(This review was written when I was using a different, erroneous list of #1s. It now resides in the “Other Movies” category for your enjoyment. –MCS)
January 4, 1970 | 4 weeks at #1
Seen by Martin before? No
What did I expect? A grueling workout of a movie that makes a blisteringly downbeat point about American society.
What did I get? They Shoot Horses, Don’t They? is a very impressive piece of work indeed, attention-getting and disturbing. It’s intense and expertly crafted, but it’s ultimately undermined by the shallowness and obviousness of its central point — that American capitalism inevitably leads to extraordinarily crappy relationships between human beings. According to Pauline Kael, the filmmakers made the plot considerably more cynical than the source novel, by Horace McCoy (in the book, the organizers of the dance marathon behave in a relatively honorable way). I think the limitations of the movie become clearer if one asks, What would a “realistic” and untendentious version of this movie look like? I think it’s inescapable that such a hypothetical movie would be richer and more engrossing. Perhaps our age is more immune to message-y movies — I don’t know.

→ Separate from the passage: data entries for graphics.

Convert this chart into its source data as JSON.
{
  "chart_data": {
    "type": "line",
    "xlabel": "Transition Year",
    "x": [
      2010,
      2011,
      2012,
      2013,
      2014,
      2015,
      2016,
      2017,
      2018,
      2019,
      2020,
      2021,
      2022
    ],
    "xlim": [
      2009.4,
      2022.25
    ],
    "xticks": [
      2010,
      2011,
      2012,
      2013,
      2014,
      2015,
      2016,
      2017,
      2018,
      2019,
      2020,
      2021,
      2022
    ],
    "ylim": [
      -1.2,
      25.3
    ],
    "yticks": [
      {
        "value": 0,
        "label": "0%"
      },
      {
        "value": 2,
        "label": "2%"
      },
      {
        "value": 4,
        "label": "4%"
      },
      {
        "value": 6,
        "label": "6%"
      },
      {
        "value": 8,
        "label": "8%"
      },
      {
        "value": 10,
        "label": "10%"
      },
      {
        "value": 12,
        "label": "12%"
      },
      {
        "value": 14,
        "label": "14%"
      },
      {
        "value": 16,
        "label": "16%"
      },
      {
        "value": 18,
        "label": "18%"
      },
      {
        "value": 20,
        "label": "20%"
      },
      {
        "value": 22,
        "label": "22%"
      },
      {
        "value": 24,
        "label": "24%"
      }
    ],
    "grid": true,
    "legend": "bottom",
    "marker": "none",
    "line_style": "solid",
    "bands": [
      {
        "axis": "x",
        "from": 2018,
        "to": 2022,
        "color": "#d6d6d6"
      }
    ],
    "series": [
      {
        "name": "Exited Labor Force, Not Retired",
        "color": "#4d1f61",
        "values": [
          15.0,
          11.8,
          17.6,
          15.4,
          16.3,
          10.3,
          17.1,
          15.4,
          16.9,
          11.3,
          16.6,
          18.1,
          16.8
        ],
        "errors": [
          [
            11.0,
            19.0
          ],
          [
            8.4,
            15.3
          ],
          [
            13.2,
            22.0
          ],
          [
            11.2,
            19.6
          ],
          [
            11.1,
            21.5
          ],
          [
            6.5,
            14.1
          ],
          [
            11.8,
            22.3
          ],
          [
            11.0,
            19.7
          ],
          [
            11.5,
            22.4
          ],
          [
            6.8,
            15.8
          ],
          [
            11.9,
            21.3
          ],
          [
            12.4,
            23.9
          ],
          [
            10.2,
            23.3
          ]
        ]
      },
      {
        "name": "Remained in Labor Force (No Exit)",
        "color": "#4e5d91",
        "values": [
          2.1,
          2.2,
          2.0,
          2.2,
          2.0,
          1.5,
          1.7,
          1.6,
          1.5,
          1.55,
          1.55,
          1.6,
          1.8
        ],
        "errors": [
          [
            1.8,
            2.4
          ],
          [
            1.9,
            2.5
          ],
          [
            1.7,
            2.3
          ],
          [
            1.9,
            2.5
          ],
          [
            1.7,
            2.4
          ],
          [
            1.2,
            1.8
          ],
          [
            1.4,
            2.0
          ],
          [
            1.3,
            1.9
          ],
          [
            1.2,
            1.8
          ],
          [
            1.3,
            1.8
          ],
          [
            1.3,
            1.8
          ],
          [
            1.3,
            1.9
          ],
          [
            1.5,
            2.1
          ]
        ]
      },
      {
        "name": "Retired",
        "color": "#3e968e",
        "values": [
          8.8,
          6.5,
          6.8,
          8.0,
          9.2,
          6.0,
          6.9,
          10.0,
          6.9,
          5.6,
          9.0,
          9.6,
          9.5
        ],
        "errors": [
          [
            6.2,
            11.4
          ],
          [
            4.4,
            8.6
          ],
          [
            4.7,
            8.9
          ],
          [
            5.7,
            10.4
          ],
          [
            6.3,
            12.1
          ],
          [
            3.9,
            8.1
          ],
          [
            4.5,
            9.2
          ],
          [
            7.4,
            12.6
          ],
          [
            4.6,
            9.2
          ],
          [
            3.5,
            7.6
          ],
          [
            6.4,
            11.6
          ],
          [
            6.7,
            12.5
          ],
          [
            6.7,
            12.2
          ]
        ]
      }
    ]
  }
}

It’s a compelling movie, but one tires of the negativity before it’s over. Jane Fonda gives a very good and very brave performance, but her transition from tough cookie to (spoiler alert) defeated, eager suicide is not really convincing — which is not Fonda’s fault but that of the script, or perhaps Pollack, who still deserves credit for directing a pretty interesting movie. Meanwhile, Michael Sarrazin and Susannah York act out their respective crises a little too obviously. In short, it’s a very well put together and intelligent entertainment, but it does not rise above that, quite.
What here smacks of 1970? The pessimistic tone, as mentioned, and the big, ambitious canvas.
IMDB score: 7.9
My score: 8
Director: Sydney Pollack
Writers: James Poe and Robert E. Thompson
Starring: Jane Fonda, Michael Sarrazin, Susannah York, Gig Young, Red Buttons, Bonnie Bedelia, Bruce Dern
IMDB synopsis: Gloria is a young woman of the Depression. She has aged beyond her years and feels her life is hopeless, having been cheated and betrayed many times in her past. While recovering from a suicide attempt, she gets the idea from a movie magazine to head for Hollywood to make it as an actress. Robert is a desperate Hollywood citizen trying to become a director, never doubting that he’ll make it. Robert and Gloria meet and decide to enter a dance marathon, one of the crazes of the thirties. The grueling dancing takes its toll on Gloria’s already weakened spirit, and she tells Robert that she’d be better off dead, that her life is hopeless — all the while acting cruelly and bitterly, alienating those around her, trying to convince him to shoot her and put her out of her misery. After all, they shoot horses, don’t they?